Experimental study on heat transfer characteristics of pulsating heat pipe under vibration environment

Abstract

Understanding the heat transfer characteristics of pulsating heat pipe (PHP) under vibration condition is important for the specific applications of PHP in moving vehicles, working machines or handheld equipment. In this paper, an experimental system for testing the thermal performance of PHP under different vibration conditions was built, the effects of vibration frequency and vibration amplitude on the temperature oscillation characteristics, overall heat transfer performance (thermal resistance and equivalent heat conductivity), start-up performance (start-up temperature and start-up time) of PHP have been analyzed.
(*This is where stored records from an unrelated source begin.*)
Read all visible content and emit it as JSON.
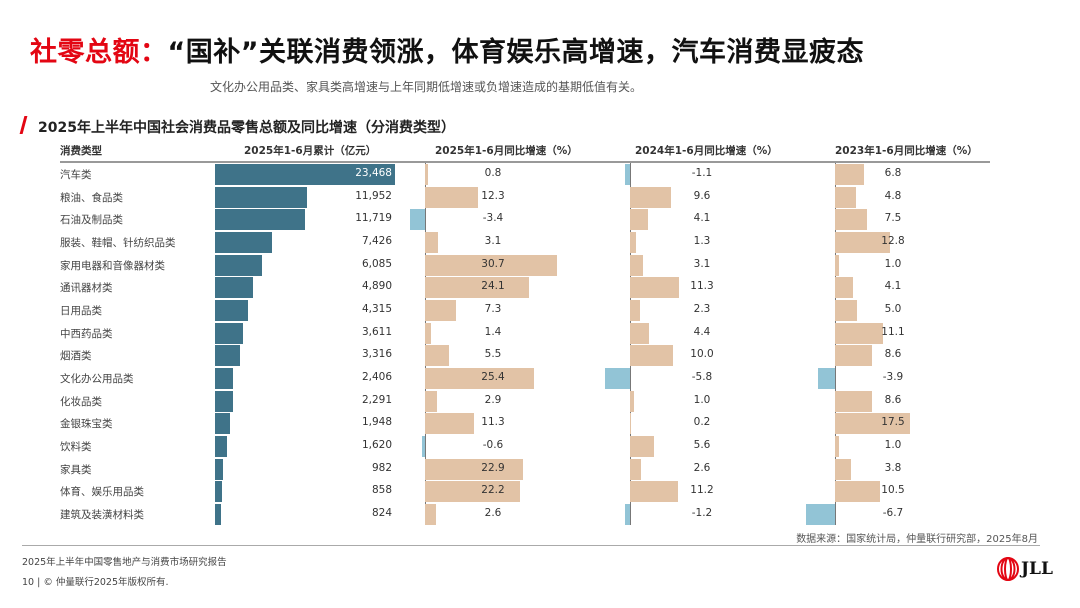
{
  "header": {
    "title_accent": "社零总额：",
    "title_rest": "“国补”关联消费领涨，体育娱乐高增速，汽车消费显疲态",
    "subtitle": "文化办公用品类、家具类高增速与上年同期低增速或负增速造成的基期低值有关。"
  },
  "chart_data": {
    "type": "bar",
    "title": "2025年上半年中国社会消费品零售总额及同比增速（分消费类型）",
    "category_header": "消费类型",
    "categories": [
      "汽车类",
      "粮油、食品类",
      "石油及制品类",
      "服装、鞋帽、针纺织品类",
      "家用电器和音像器材类",
      "通讯器材类",
      "日用品类",
      "中西药品类",
      "烟酒类",
      "文化办公用品类",
      "化妆品类",
      "金银珠宝类",
      "饮料类",
      "家具类",
      "体育、娱乐用品类",
      "建筑及装潢材料类"
    ],
    "series": [
      {
        "name": "2025年1-6月累计（亿元）",
        "values": [
          23468,
          11952,
          11719,
          7426,
          6085,
          4890,
          4315,
          3611,
          3316,
          2406,
          2291,
          1948,
          1620,
          982,
          858,
          824
        ],
        "labels": [
          "23,468",
          "11,952",
          "11,719",
          "7,426",
          "6,085",
          "4,890",
          "4,315",
          "3,611",
          "3,316",
          "2,406",
          "2,291",
          "1,948",
          "1,620",
          "982",
          "858",
          "824"
        ]
      },
      {
        "name": "2025年1-6月同比增速（%）",
        "values": [
          0.8,
          12.3,
          -3.4,
          3.1,
          30.7,
          24.1,
          7.3,
          1.4,
          5.5,
          25.4,
          2.9,
          11.3,
          -0.6,
          22.9,
          22.2,
          2.6
        ]
      },
      {
        "name": "2024年1-6月同比增速（%）",
        "values": [
          -1.1,
          9.6,
          4.1,
          1.3,
          3.1,
          11.3,
          2.3,
          4.4,
          10.0,
          -5.8,
          1.0,
          0.2,
          5.6,
          2.6,
          11.2,
          -1.2
        ]
      },
      {
        "name": "2023年1-6月同比增速（%）",
        "values": [
          6.8,
          4.8,
          7.5,
          12.8,
          1.0,
          4.1,
          5.0,
          11.1,
          8.6,
          -3.9,
          8.6,
          17.5,
          1.0,
          3.8,
          10.5,
          -6.7
        ]
      }
    ],
    "colors": {
      "total": "#3f7389",
      "positive": "#e2c3a6",
      "negative": "#92c4d6"
    }
  },
  "footer": {
    "source": "数据来源：国家统计局，仲量联行研究部，2025年8月",
    "report": "2025年上半年中国零售地产与消费市场研究报告",
    "copyright": "10 | © 仲量联行2025年版权所有.",
    "logo": "JLL"
  }
}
The results show that more obvious influences of vibration frequency and amplitude on the heat transfer performance of PHP can be observed under lower heat input condition. Increasing vibration frequency will reduce the overall thermal resistance, start-up time and start-up temperature, and increase equivalent heat conductivity. However, increasing vibration amplitude will enhance the overall thermal resistance and reduce the equivalent thermal conductivity, and increase both start-up time and start-up temperature. Therefore, better heat transfer performance of PHP can be obtained under high-frequency vibration environment or small amplitude vibration environment, as well as the start-up performance. It is acknowledged that compared with non-vibration condition, the heat transfer performance of PHP is limited under low vibration frequency (fv ≤ 25Hz) or large vibration amplitude (a ≥0.8 mm).